Three-dimensional metamaterials based on discrete assembly to customize thermal expansion response under temperature stimuli

Three-dimensional (3D) metamaterials with the customizable thermal response under the temperature stimuli are of great necessity for engineering applications. However, current researches usually focused on the design strategy of these metamaterials and lack the integrated strategy throughout design and fabrication. Here, an integrating design-manufacturing-response workflow is established to develop a series of 3D metamaterials. Specifically, a construction strategy, which is based on discrete assembly, mortise-and-tenon structures and transition cube blocks, is proposed to connect the dissimilar and out-of-plane struts.

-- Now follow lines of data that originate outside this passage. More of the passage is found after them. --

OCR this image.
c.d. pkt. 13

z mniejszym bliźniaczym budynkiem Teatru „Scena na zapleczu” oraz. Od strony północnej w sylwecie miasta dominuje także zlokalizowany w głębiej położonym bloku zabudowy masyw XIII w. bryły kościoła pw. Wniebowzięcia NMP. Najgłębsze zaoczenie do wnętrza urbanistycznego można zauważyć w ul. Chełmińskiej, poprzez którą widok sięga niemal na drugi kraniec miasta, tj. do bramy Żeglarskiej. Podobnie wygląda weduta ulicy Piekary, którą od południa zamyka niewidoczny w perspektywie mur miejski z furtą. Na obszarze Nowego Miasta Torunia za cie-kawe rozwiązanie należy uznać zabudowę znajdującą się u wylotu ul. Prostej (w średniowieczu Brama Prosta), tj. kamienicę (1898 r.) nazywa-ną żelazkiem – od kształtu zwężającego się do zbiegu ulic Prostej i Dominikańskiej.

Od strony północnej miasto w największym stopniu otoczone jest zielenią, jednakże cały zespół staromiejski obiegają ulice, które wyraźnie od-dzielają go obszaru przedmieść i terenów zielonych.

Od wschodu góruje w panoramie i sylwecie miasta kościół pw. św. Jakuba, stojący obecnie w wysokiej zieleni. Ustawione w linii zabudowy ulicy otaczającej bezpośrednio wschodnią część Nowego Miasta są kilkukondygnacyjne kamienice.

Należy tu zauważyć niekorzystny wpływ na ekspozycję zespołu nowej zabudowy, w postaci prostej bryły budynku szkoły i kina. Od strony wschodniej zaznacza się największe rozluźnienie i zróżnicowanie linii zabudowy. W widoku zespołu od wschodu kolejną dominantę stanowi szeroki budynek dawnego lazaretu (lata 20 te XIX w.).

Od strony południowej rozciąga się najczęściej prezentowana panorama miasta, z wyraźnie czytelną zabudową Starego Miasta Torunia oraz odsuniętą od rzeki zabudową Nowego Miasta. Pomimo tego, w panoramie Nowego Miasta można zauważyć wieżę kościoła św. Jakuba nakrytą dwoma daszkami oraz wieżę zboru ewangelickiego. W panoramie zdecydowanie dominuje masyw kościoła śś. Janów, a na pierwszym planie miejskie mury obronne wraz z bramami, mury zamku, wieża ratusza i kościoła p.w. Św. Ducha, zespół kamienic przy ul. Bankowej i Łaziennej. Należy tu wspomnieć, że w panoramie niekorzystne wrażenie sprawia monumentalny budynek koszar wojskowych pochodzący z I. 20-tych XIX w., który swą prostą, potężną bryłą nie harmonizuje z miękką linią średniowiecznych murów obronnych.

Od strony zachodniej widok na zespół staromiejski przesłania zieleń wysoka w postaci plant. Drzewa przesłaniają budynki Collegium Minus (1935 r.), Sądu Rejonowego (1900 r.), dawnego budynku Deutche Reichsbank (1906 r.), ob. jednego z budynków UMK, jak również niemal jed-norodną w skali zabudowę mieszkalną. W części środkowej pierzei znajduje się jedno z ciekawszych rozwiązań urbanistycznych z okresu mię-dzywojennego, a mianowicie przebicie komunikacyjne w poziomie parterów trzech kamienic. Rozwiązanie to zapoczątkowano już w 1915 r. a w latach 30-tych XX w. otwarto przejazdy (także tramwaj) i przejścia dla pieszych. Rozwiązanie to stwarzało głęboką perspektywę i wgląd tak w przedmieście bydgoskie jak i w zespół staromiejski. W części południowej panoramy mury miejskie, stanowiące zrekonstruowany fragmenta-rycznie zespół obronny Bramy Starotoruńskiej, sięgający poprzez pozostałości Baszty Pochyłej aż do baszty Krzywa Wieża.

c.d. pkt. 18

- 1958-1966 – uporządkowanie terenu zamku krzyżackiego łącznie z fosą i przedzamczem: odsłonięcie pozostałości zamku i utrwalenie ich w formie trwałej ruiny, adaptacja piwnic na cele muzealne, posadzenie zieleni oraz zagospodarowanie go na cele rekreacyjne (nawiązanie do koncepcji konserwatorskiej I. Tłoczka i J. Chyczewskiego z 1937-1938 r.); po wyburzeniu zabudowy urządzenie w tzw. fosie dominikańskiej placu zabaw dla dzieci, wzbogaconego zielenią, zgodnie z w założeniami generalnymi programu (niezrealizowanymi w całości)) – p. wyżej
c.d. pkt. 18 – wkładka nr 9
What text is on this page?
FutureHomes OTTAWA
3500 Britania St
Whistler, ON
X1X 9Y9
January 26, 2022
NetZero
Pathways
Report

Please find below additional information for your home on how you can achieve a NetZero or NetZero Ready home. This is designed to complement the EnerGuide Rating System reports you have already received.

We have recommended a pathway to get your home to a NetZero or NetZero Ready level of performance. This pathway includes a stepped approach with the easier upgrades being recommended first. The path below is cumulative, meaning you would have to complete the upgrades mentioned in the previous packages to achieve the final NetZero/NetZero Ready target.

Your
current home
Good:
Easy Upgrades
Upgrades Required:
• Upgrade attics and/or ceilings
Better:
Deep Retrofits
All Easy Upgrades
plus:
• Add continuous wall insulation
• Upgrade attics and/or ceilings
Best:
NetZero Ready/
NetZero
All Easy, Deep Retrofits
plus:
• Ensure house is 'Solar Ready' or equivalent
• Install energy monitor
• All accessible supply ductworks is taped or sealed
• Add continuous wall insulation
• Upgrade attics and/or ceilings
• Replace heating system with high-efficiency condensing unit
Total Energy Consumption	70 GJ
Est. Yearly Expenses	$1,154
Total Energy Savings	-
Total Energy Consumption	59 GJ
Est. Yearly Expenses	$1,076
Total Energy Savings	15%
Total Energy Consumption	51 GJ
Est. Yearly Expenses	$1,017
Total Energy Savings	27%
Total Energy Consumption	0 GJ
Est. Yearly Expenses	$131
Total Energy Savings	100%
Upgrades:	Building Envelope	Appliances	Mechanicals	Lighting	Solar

Then, totally three classes of 3D complicated metamaterials made of Aluminum and Invar alloys are fabricated to export multi-directional customizable coefficient of thermal expansion (CTE). Additionally, the theory prediction, simulations and experiments are conducted to characterize the thermal responses. The results suggest that through reasonably modulating the geometrical parameters, all the fabricated metamaterials are capable of reaching the CTEs across from large positive, near-zero and negative values. Besides, the metamaterials PC and UN present the unidirectional customizable CTEs (-12.72 x 10(-6) similar to +42.73 x 10(-6)/degrees C and -12.54 x 10(-6) similar to +41.51 x 10(-6)/degrees C, respectively), while the metamaterials FS show the transversal isotropic CTEs (-10.89 x 10(-6) similar to +34.66 x 10(-6)/degrees C) and IS have the isotropic customizable CTEs (-10.18 x 10(-6) similar to +34.58 x 10(-6)/degrees C). Overall, these originally developed metamaterials open a new avenue for customizing the targeted thermal responses for engineering applications, where the thermal expansion is of high significance.